趙凡天跟著管家踏進李宅,一進門,眼前豁然開朗,白牆黛瓦,江南清韻,撲麵而來,小庭、過道、迴廊、盡顯端莊大氣,庭院中栽花植樹,置山石盆景,盡收四時爛漫。


    趙凡天不禁駐足,正想多看幾眼這園中景致,卻被管家的腳步引著往前走去,穿過一座九曲迴廊。


    廊下的池水中,幾尾錦鯉悠然遊動,蕩起圈圈漣漪,竟讓趙凡天生出一種“軒中聽雨,池前觀鯉”的閑適之感。


    趙凡天心裏五味雜陳,他見過劉家別院的恢弘氣勢,也領略過倚翠樓的極致奢華,但與今天這所宅院相比,都顯得黯然失色。


    這所宅院中透出的,是一種難以言喻的底蘊,一磚一瓦都浸潤著書香,沉澱出令人望塵莫及的厚重與優雅。


    這或許就是平民和士大夫的區別吧,僅憑這一所宅子,便足以讓那些暴發戶自慚形穢!


    迴廊盡頭的八角涼亭裏,有兩人正在品茶,一個中年書生身穿一件絲綢長衫,身形微胖,一臉憂色的對麵前鶴發童顏的道士說道:“張真人,宅子裏的邪祟真的無法驅除嗎?”


    那個老道喝了一口茶,語氣平淡的說道:“李公,我也給你交個實底,我們龍虎山後山的邪祟,幾大長老聯手都沒有辦法,最後也隻好封印了後山那處地方。


    我看過,你這裏和我們那裏情形差不多,你找我來,我也隻能將你的宅子封印起來,防止妖邪逸散,其他真的愛莫能助!”


    那個被稱作李公的中年人臉色愈發難看了,他為那個道人續上茶,問道:“這是怎麽一迴事?為什麽好端端的宅子,就成了兇地呢?我平日裏樂善好施,自問不是加呢之徒,為何會遭此厄運?”


    老道歎了一口氣,“唉,此事事關重大,掌門對此也諱莫如深,我根本不知其中緣由,隻知道近十年間,類似這種兇煞之地,至少出現了七處。

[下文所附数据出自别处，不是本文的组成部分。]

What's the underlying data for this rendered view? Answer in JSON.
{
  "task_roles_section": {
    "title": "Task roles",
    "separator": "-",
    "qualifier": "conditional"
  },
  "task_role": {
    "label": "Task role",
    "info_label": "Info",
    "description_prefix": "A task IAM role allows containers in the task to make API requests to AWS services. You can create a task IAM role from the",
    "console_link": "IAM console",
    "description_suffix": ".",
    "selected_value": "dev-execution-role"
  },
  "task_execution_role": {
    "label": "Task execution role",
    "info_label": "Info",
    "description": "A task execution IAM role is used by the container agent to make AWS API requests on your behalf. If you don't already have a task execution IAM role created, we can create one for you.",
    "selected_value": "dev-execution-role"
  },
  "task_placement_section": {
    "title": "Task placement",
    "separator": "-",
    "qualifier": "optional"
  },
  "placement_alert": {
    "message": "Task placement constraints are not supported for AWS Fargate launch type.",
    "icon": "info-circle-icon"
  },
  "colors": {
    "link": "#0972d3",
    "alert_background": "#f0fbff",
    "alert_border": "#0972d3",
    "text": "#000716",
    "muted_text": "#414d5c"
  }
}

    我勸李公還是另尋他處,重新建造宅院吧,這裏再住下去,恐家人有性命之憂!”


    這時管家打斷了二人的談話,“老爺,這位是海外散修,守天真人,是來府裏降妖的!”


    那個李公一皺眉,不悅的說道,“來福,我不是跟你說了嗎,讓你遣散門前那些人,智勝禪師和玄空道長的遭遇難道他們沒有看到嗎?


    不要再無謂犧牲了,去賬房給這位真人支十兩銀子,讓他去吧!”


    趙凡天一聽對方拿十兩銀子就想打發自己,當時就不樂意了,抱拳拱手道:


    “這位就是李公吧,我是來驅魔降妖的,可不是叫花子,你連看都不讓我看一眼那邪祟,拿這點錢就想打發我走,隻怕不太合適吧?”


    那個管家聽到這番話,臉都綠了,他急忙抓住趙凡天的胳膊就把他往後拽,可誰知,任他使出吃奶的力氣,對方卻紋絲未動。


    那個姓李的中年人愈發不高興了,他站起身,指著趙凡天說道:“你這小道士好不識趣,我也是好心勸你。


    智勝大師和玄空道長,哪個不是徐州城裏有名的法師?都是一進那地方,便倒地不起,你年紀輕輕,不要誤了大好年華!”


    趙凡天嘿嘿一笑,說道:“沒有金剛鑽,也不敢攬這磁細活!”


    說完,伸出左手指了著東南方向說道:“行不行,總要看過才知道,再說了,降妖除魔也要根據難度收費,如果活難幹,不好意思,得加錢!”


    李公看了看管家,那管家自然了解主人的意思,忙放開了拉著趙凡天的手,搖了搖頭,示意自己未曾告訴這人邪祟在哪裏。


    李公略一沉吟,又看了看麵前的道士,說道:“既然守天真人一定要去看看,那我也不好再三阻攔,請隨我一起去吧。”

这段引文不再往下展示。